While it's hard to limit this to only 10, I want to present this award to the following bloggers because I enjoy their blogs, follow them regularly, and they take the time to share their comments on my blogs:
Heritage Happens
Blanton Family Roots and Branches
Claudia's Thoughts
A Year of Happy
Graveyard Rabbit of Sandusky Bay
Genealogy and Me
Beyond the Diapers and Spills
Stories of My Ancestors

I encourage everyone to visit, read, follow, and support these wonderful bloggers. Leave your comments if you have any thoughts after reading a story. Your comments are what let us know you've stopped by and that our stories have touched you in some way.

Friday, January 1, 2010

Grandma's Handwritten Chocolate Cake Recipe

Last month my dad gave me my mother's recipe box that was crammed full of recipe cards and newspaper clippings of 'Favorite Recipes' from "The Hutchinson News" (Hutchinson, Kansas). Only a few of her recipes were the original handwritten pages she collected over the years.

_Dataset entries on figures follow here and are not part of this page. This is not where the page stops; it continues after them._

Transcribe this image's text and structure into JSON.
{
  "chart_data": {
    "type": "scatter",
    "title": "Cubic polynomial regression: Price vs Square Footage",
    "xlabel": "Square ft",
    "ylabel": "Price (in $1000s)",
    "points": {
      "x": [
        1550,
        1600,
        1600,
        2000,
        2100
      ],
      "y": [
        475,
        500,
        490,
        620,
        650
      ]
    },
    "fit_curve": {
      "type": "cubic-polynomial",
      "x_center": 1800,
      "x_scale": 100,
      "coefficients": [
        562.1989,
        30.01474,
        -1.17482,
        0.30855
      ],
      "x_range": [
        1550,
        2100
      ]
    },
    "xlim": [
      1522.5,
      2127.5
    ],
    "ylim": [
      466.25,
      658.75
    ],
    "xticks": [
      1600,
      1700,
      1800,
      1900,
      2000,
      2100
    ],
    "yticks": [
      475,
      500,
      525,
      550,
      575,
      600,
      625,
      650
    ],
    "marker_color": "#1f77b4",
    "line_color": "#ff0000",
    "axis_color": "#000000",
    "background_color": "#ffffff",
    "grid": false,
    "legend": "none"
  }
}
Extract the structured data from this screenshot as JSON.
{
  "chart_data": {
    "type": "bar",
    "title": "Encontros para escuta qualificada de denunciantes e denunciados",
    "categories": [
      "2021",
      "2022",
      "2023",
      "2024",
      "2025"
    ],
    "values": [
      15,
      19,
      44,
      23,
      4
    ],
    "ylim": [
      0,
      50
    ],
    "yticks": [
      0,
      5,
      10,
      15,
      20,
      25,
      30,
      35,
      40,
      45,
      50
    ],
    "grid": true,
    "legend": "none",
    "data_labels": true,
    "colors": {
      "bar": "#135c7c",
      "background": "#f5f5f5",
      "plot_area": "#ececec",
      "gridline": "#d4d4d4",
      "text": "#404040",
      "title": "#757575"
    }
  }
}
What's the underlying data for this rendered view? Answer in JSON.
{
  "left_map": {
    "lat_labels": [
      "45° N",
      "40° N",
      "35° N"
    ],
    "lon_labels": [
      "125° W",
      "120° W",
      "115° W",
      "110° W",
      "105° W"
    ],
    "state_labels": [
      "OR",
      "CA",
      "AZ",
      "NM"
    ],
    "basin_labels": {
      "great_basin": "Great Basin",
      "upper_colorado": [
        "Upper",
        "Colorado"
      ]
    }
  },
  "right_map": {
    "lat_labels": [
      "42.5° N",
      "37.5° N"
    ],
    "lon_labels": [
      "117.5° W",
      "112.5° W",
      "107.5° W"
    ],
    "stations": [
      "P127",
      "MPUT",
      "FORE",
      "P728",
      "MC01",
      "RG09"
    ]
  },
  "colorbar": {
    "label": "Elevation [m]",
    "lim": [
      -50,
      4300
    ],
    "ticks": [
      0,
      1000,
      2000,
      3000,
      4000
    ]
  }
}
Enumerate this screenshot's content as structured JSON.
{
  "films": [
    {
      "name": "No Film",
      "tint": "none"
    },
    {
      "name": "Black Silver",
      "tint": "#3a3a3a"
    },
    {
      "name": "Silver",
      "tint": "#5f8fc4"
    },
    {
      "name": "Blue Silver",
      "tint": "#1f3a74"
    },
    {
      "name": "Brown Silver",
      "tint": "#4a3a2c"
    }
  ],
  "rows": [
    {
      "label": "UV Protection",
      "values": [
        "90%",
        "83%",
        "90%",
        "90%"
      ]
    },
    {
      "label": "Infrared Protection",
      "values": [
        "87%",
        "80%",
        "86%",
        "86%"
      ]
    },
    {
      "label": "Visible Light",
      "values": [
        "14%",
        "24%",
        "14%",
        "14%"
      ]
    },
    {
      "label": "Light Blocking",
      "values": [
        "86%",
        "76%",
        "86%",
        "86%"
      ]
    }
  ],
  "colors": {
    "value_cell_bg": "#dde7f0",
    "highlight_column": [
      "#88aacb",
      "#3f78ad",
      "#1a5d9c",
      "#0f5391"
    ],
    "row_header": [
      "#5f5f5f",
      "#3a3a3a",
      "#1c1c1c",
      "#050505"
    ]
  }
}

Of all the recipes I reviewed in this little tin, dark olive-drab box, the one I treasure most is the one shown above. It's in the handwriting of her mother-in-law, my paternal grandmother, Mollie Koleber Margheim. When my twin brother and I were 2 and 3 years old, we lived with Grandma Mollie. My Grandma baked a lot and of course everything was made from scratch. Her recipes weren't written, they were handed down the generations. Her measurements were approximate, in most cases. I remember one time she was explaining the ingredients she used to make her homemade German-style noodles and I recorded how many "cups" of flour she used. But in watching her mix the dough, I realized her "cups" were large coffee mugs!

You'll see in the recipe above, for Chocolate Cake, the quantities of the ingredients are exact, but the mixing directions are quite "vague". "Cream butter, add sugar, yolks of eggs beaten lightly, sour milk, hot water (how much?), flour, soda and chocolate and whites of eggs beaten until stiff. BAKE IN SLOW OVEN".

Don't ya love it? No baking time, temperature, testing for doneness, cooling instructions, or directions for greasing/flouring a pan, size of you see in the recipes today. Until I try out this recipe, I won't know if the "cups" are standard 8 oz. cups or large coffee mug-size cups.

On this first day of a new year, I wanted to post this recipe and story about my Grandma because, even though she passed away in 1986, she's with me every day, in my thoughts, memories and in my heart. Happy New Year, Grandma!